The second thing to consider, is the mess a fruit tree makes. Even if you try your best to pick the fruit as it ripens, there will be some that ends up on the ground. If you are planting citrus or apples, this isn't such a big deal as their smell isn't bad and their decomposition is slow. If you are planting stone fruits such as peaches, apricots, plums, etc. you are in for a different mess entirely. They attract all kinds of bugs rather quickly, have a smell that tickles the nose in an unpleasant way and turn into mush quite fast. I might be being a bit dramatic about this but you should know what your in for and be prepared to regularly pick up fallen fruits.

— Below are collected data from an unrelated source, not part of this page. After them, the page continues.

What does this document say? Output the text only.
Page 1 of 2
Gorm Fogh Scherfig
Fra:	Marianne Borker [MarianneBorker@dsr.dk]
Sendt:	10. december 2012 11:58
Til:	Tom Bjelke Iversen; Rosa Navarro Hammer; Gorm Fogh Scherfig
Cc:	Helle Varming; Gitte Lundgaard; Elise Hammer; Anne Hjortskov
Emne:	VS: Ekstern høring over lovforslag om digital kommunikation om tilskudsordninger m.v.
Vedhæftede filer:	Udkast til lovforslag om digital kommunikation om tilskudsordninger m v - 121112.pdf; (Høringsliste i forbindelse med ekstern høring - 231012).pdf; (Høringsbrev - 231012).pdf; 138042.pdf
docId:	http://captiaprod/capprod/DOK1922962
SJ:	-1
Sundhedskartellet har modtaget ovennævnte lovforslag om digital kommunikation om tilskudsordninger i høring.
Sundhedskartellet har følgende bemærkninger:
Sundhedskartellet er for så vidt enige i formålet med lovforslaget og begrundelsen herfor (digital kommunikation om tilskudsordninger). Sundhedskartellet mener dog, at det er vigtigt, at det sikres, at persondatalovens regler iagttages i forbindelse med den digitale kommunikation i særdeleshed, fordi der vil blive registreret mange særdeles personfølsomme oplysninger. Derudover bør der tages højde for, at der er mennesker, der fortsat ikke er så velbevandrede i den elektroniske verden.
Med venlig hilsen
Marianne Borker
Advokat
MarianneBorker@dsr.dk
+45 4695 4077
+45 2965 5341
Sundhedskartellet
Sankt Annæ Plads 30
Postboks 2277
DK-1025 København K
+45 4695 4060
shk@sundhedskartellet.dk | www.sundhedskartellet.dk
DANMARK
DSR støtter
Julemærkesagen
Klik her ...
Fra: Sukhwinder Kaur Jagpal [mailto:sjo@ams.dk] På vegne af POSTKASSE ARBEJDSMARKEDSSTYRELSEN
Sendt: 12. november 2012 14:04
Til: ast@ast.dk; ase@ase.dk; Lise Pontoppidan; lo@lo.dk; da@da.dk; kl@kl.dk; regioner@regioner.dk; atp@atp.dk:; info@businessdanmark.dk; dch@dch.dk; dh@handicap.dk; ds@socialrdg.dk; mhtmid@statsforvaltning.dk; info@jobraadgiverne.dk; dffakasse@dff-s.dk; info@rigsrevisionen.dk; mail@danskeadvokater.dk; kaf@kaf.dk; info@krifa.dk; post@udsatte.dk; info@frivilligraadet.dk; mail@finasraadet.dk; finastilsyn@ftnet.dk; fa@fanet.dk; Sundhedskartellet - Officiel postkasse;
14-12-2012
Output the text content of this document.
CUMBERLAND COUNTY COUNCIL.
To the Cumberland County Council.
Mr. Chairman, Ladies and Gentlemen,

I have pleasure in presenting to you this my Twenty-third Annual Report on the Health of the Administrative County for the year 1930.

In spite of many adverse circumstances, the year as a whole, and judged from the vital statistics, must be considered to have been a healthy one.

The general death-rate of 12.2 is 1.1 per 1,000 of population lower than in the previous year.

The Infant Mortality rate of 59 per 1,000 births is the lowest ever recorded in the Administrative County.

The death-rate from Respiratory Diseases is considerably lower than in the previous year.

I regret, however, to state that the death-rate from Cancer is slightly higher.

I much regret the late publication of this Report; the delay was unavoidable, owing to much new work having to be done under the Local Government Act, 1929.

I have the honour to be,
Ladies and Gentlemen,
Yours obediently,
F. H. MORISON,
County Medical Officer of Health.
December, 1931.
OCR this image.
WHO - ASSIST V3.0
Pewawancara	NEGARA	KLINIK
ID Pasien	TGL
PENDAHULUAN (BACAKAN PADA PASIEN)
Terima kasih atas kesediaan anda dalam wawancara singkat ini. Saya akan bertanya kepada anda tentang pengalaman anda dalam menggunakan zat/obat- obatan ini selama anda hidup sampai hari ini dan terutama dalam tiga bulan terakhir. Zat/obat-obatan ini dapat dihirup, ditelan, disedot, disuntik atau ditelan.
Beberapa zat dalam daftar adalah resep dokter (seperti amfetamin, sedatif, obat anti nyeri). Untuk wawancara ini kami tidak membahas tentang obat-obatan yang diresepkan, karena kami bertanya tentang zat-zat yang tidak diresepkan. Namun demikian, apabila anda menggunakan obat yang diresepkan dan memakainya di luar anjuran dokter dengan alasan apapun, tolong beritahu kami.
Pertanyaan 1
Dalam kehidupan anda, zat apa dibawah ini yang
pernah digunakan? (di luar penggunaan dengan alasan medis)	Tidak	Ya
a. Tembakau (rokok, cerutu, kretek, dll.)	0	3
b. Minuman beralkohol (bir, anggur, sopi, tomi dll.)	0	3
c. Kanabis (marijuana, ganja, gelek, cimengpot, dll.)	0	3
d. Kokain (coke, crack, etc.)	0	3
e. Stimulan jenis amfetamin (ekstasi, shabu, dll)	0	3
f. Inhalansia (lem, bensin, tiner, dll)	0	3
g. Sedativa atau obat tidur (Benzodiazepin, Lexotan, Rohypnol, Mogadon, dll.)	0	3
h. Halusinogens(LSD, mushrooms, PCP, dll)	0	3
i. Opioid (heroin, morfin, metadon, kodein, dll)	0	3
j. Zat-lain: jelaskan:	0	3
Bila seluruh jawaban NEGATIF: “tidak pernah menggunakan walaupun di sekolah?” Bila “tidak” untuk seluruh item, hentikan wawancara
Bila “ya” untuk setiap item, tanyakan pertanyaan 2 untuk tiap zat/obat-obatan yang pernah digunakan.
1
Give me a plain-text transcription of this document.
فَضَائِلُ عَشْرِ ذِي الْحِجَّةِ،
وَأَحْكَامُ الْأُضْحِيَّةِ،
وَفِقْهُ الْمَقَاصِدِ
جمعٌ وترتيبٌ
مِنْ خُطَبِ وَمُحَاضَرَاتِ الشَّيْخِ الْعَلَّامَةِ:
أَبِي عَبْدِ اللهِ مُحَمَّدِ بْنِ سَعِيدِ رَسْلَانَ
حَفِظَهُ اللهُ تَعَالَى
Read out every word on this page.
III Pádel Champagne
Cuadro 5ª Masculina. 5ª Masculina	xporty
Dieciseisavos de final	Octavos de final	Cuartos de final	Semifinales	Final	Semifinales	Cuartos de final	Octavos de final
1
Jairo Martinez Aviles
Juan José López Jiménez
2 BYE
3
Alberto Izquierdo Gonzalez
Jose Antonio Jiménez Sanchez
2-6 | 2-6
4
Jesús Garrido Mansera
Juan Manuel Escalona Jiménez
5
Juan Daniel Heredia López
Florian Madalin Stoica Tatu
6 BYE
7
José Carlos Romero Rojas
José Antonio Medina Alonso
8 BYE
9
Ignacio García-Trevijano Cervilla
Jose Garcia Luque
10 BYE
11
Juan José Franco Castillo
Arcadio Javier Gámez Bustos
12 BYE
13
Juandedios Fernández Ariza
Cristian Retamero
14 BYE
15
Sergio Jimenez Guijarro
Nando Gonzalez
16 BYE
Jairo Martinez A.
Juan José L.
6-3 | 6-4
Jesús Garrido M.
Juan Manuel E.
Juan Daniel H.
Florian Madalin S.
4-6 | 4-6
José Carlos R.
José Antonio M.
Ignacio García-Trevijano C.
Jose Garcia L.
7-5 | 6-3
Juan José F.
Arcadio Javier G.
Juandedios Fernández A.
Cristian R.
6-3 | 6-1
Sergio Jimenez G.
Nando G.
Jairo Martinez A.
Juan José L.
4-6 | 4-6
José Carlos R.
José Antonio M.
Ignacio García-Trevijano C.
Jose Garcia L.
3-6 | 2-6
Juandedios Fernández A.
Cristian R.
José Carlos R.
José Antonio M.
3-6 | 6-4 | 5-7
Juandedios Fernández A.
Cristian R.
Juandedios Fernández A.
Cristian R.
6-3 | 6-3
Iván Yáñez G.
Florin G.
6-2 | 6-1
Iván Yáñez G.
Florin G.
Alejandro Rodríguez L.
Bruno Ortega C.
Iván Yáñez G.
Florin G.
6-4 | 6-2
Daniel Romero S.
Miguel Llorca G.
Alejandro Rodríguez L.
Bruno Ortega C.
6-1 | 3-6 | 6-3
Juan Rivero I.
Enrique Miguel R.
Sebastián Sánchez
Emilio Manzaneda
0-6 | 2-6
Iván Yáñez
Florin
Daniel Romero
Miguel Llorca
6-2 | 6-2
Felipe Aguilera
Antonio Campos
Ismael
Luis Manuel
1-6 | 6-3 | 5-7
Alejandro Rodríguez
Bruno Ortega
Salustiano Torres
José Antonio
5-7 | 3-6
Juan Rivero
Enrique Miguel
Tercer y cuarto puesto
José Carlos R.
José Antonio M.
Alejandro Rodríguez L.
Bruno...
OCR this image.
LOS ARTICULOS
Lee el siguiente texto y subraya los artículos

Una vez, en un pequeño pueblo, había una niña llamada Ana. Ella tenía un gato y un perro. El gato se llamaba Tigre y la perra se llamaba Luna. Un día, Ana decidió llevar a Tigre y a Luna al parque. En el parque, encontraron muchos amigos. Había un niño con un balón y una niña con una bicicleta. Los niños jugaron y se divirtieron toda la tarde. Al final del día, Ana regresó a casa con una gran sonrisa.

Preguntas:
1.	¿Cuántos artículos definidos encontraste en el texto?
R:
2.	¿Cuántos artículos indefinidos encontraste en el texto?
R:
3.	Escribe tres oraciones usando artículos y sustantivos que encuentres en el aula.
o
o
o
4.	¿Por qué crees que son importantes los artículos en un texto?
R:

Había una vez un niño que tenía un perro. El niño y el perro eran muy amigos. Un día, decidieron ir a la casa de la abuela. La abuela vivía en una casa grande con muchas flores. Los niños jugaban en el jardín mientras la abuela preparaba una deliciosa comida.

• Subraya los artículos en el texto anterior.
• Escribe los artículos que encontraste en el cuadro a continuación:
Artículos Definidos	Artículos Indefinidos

The last thing I want to mention is dwarf vs. regular fruit trees. I have become a fan of either regular or semi-dwarf fruit trees over dwarf varieties lately. From my readings and personal experience, the dwarf varieties never seem to produce enough to make them truly worth the work. Semi-dwarf trees will still stay on the smallish side and you're getting more bang for your buck; and if you have room a properly trimmed full sized tree will give you even more. Of course if you just want enough to enjoy as a summertime snack here and there (or something that can go in a pot on your patio), dwarf is fine, but if you are looking to can produce for the winter, try to fit in a semi-dwarf or regular.

If you feel you are ready for the above mentioned things then you are ready to try a fruit tree. Just be sure to research the specific needs of the species of tree you're buy so that you are sure to get fruit and no just a sickly barren tree.